"I don't think we're in Kansas anymore." |
In the wake of last week's explosion, Coulson, Fitz and Robbie have
disappeared, while Eli is manifesting and manipulating carbon from nowhere to
escape SHIELD custody. Director Mace is understandably shaken.
May suggests that Eli must have hired the Chinese to get the Darkhold
for him and Mack is keen to pursue that angle at once, but Mace want to know
what they are dealing with before he loses anyone else(1). He tries to call in
Simmons, but she is examining the perpetually cocooned husband of Senator
Hatesinhumans in a black site somewhere and gets bagged and dragged as soon as
she manages to break some of it off him. Radcliffe refuses to even try to read the
Darkhold, recognising that it is too much for a human mind to contain.
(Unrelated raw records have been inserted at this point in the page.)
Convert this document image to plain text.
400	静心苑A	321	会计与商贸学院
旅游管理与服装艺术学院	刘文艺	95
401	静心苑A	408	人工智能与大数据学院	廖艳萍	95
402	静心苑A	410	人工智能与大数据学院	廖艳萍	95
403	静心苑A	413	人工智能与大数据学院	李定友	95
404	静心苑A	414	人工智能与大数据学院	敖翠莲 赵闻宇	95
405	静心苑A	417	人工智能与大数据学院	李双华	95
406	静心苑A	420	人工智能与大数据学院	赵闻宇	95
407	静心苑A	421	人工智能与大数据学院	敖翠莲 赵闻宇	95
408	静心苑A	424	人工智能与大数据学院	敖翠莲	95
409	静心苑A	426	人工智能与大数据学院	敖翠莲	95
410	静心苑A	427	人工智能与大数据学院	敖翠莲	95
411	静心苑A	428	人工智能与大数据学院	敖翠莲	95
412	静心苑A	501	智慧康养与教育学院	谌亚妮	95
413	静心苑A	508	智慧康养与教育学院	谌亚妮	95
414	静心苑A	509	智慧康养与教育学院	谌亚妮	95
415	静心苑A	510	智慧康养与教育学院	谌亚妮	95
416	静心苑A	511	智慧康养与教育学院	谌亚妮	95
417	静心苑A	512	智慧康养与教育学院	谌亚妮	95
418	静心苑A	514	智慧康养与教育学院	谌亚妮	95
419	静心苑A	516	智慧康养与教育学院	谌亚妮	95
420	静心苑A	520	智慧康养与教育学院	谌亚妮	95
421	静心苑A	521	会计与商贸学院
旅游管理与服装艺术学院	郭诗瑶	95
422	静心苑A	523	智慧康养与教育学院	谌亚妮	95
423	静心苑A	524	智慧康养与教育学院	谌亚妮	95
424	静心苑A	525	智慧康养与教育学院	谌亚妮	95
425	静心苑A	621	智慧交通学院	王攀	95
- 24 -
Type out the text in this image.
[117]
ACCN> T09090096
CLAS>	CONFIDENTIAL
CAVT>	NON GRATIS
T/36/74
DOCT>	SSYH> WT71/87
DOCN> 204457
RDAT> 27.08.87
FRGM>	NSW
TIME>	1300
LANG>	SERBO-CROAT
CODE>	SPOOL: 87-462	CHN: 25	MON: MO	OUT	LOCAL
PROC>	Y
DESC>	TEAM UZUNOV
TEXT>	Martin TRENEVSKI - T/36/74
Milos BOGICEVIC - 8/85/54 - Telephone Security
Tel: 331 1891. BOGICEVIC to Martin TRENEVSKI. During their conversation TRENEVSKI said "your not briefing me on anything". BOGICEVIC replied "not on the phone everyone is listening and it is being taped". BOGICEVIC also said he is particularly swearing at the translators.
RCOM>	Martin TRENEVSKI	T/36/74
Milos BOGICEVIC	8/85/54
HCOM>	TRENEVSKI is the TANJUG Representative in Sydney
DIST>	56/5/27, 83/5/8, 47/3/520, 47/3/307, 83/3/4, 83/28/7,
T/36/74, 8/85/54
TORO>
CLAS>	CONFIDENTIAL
We then flash back to find the Coulson, Fitz and Robbie have been
translated to some other phase of existence and are drifting further from the
light, into… something bad. Robbie believes it is Hell, and apparently so does
the Rider, which escapes from his body and drives Mack to seek out the Chinese
gangsters who might be responsible. Robbie hitches a ride with Daisy in his
car, while Fitz seemingly manages to communicate with Ada, prompting her to
volunteer to read the book, since her mind can't be affected in the same way.
Robbie catches up with Mack and makes a new deal with the Rider: Come
back to him, give him revenge on Eli, and he will be the vessel for all of the Rider's revenges. He
vanishes, and Ada creates a magical portal through which Fitz and Coulson are
able to escape just as Simmons returns to base. Later, Ada is seen creating a
magical brain, because apparently no-one thought that resetting her brain after
she learned the terrible secrets of the universe might be a major benefit of
getting the robot to read the Notcronomicon.
I'm deeply concerned that Simmons may have been brainwashed or
implanted with some sort of control technology, since she didn't follow up
'Fitz, you're alive' with 'you'll never believe what happened to me today.' I'd
like FitzSimmons to catch a break, but they just look so adorably woobie when
things go wrong that I can't see it happening. And speaking of things going
wrong, Mace's reaction to the crisis – recover, regroup, reposition – made me
like him a lot more; he's a good balance between the man of action and the
considered strategist, and I hope he doesn't turn out to be evil.
(1) "We sharpen the axe, then we cut the tree."
"My axe is plenty sharp; and also a shotgun."